The Australia Letter is a weekly publication from our Australia bureau. Sign up to get it by e mail. This week’s situation is written by Yan Zhuang, a reporter with the Australia bureau.

Two weeks in the past, 4 native councilors of Asian heritage throughout Sydney received letters calling for death to “all Chinese people.” On Wednesday night time, one of them proposed a movement for his council to participate in a marketing campaign referred to as “Racism Not Welcome.”

The movement was narrowly defeated. Some councilors mentioned it was pointless as a result of the issue didn’t exist in the local people. Others took situation with one phrase within the marketing campaign’s identify: Racism.

“It’s a terrible word, and I don’t want to see it in any fashion or form in our community,” mentioned one councilor who voted towards the movement.

“I don’t agree with using those particular words,” mentioned one other. “I think we should be using more encouraging words. More inclusive words. More belonging words. More words of togetherness, rather than words of separation or segregation.”

That urge — to deal with racism by speaking about its reverse — seems to be one ingrained in Australian tradition.
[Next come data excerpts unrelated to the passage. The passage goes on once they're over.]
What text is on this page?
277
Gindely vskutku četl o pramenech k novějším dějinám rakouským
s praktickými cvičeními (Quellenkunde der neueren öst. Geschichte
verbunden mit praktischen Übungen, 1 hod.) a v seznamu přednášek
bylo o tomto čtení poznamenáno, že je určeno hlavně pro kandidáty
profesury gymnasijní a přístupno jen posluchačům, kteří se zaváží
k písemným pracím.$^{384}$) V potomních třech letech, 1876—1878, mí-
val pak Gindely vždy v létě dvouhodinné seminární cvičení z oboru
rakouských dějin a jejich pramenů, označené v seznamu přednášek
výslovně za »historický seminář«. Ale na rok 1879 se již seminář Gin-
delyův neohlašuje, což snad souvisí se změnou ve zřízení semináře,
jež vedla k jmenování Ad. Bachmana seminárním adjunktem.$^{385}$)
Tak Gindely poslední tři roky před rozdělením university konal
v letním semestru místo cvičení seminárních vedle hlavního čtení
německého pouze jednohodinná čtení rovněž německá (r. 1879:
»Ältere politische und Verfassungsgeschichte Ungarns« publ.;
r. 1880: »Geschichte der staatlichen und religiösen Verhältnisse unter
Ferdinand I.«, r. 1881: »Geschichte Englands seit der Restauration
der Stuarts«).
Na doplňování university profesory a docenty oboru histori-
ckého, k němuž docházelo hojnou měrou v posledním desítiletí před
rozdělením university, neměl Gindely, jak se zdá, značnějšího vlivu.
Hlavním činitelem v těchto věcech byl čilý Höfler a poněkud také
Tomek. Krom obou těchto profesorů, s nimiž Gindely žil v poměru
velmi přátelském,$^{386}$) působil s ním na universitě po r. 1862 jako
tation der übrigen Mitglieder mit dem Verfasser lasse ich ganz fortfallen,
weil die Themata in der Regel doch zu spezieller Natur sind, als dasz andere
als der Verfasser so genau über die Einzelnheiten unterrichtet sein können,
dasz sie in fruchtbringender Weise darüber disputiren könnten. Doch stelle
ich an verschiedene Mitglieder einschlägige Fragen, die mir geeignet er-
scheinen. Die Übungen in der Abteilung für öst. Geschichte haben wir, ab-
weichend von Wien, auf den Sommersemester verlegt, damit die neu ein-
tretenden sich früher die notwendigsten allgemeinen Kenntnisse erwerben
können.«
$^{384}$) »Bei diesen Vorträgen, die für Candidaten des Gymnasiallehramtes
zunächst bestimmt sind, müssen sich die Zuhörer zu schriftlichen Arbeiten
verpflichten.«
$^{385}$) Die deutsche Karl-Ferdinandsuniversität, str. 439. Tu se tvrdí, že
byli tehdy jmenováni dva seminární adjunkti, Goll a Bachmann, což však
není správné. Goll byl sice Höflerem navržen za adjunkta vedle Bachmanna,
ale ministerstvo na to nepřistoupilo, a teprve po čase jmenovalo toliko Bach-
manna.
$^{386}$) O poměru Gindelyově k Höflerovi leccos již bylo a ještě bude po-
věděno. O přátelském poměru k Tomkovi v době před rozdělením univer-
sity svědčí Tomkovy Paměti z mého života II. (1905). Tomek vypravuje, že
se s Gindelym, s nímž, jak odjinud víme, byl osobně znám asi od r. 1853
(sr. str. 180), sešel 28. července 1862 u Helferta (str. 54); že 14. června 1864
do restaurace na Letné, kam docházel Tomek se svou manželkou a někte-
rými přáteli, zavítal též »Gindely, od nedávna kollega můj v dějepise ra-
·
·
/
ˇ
Every yr round this time, kids go to highschool in orange whereas corporations and universities maintain multicultural morning teas as half of Australia’s Harmony Week, an annual day-turned-week, which goals to have a good time cultural range.
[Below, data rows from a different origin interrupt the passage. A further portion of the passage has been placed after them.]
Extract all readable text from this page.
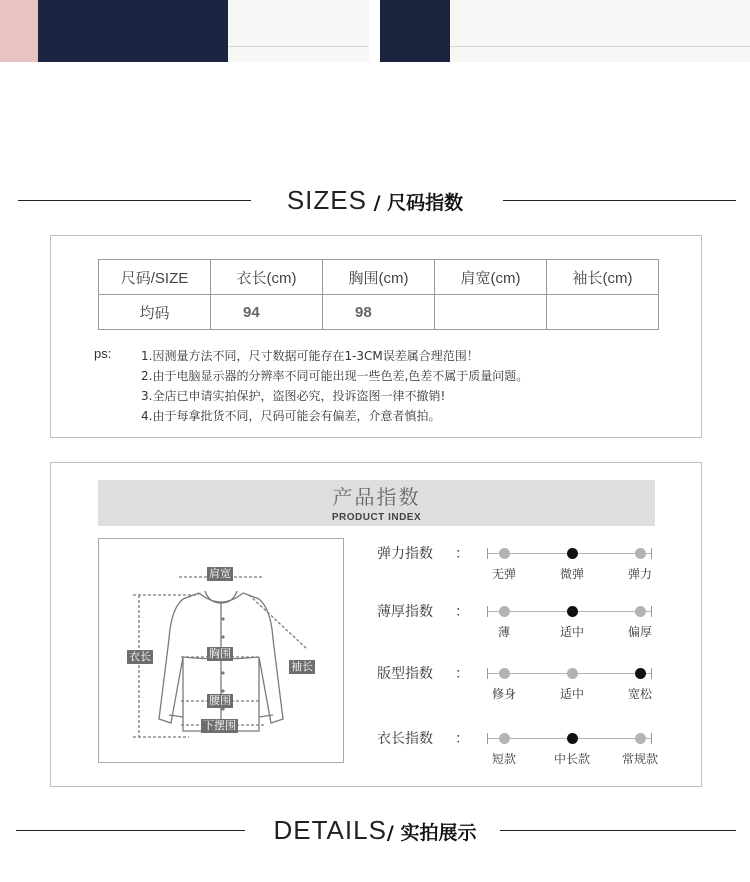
SIZES / 尺码指数
尺码/SIZE	衣长(cm)	胸围(cm)	肩宽(cm)	袖长(cm)
均码	94	98		
ps: 1.因测量方法不同，尺寸数据可能存在1-3CM误差属合理范围！
2.由于电脑显示器的分辨率不同可能出现一些色差,色差不属于质量问题。
3.全店已申请实拍保护，盗图必究，投诉盗图一律不撤销!
4.由于每拿批货不同，尺码可能会有偏差，介意者慎拍。
产品指数
PRODUCT INDEX
肩宽
衣长	胸围
袖长
腰围
下摆围
弹力指数 ：
无弹	微弹	弹力
薄厚指数 ：
薄	适中	偏厚
版型指数 ：
修身	适中	宽松
衣长指数 ：
短款	中长款	常规款
DETAILS/ 实拍展示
Critics be aware that it happens on the identical day because the extra explicitly named International Day for the Elimination of Racial Discrimination, sponsored by the United Nations, however Australia’s model displays its very explicit strategy.

It has an attention-grabbing historical past. Harmony Day was first proposed by the conservative Liberal opposition within the 1990s as an academic marketing campaign and an alternative choice to the Labor authorities’s bid to criminalize hate speech — to fight racism by proscribing anybody from publicly inciting hatred based mostly on race or ethnicity.

Labor basically needed to struggle racism by outlawing racist speech; the Liberals aimed to fight racism by selling multicultural unity.

The Liberals bought their method after they gained the 1996 election. As step one of an academic marketing campaign, it commissioned the primary nationwide survey on Australian attitudes about race, and the outcomes weren’t flattering. It concluded that “a substantial proportion of respondents, and hence, the Australian population, hold very negative views toward segments of our society, views that need to be addressed.”

It additionally warned that focusing the marketing campaign on racism can be ineffective as a result of many Australians had a tough time admitting that their nation may very well be racist. Those who assist racist views see their attitudes as justified. In addition, the report mentioned, those that felt they not often noticed or skilled racist incidents would “question the credibility of any message that paints a picture of the Australian community as one rife with disharmony and racist acts.”

Andrew Jakubowicz, a emeritus professor of sociology on the University of Technology Sydney and an skilled on Australian race relations, mentioned in an interview that the survey confirmed that “even to talk about racism made people incredibly uncomfortable, because it challenged their self-delusions about their own beliefs and practices.”

He believes it was for the same cause that the federal government declined to publicly launch the analysis findings till 2011 regardless of a number of inquiries, together with his personal public information requests.

Instead of speaking explicitly about racism, the report advisable a refined strategy centered round shared values. Start with one thing constructive that most individuals might agree with and get on board with, the pondering went, and then construct as much as speaking about extra contentious antiracism messages.

The argument that individuals reply higher to constructive than destructive messaging is supported by psychologists when it comes to other campaigns, like climate change.

Finding a brand new worth that everybody might collect round may also raise issues some Australians held a few loss of nationwide id because the nation steadily moved from a primarily Anglo tradition to a extra various one as new migrants arrived, the report mentioned. That in itself might assist in decreasing racism.

And the shared worth most certainly to resonate with Australians? Harmony.

But one of the issues with the concord strategy, mentioned Professor Jakubowicz, is that it discourages folks from talking up as a result of that may be seen as unharmonious. It “put the onus on the minorities not to raise a stink about their minority status and marginalization,” he mentioned.

At a time of when there was a rise in racist assaults each in Australia, the place a latest survey confirmed that one in five Chinese-Australians had been threatened or attacked during the pandemic, and in locations just like the United States, the place shootings in Atlanta killed eight people, six of them Asian women, critics say the concentrate on concord grow to be a disincentive to candor and addressing the issue.

What appeared on the native council goes again many years. There’s a a lot wider consciousness now that racism is a big downside, Professor Jakubowicz mentioned, however the unwillingness to speak about race, mirrored within the historical past of Harmony Day, continues.

“The majority position, that Australians would like not to be disturbed by reflecting on these facts, is very much there. And Harmony Day says you don’t have to be disturbed,” he mentioned.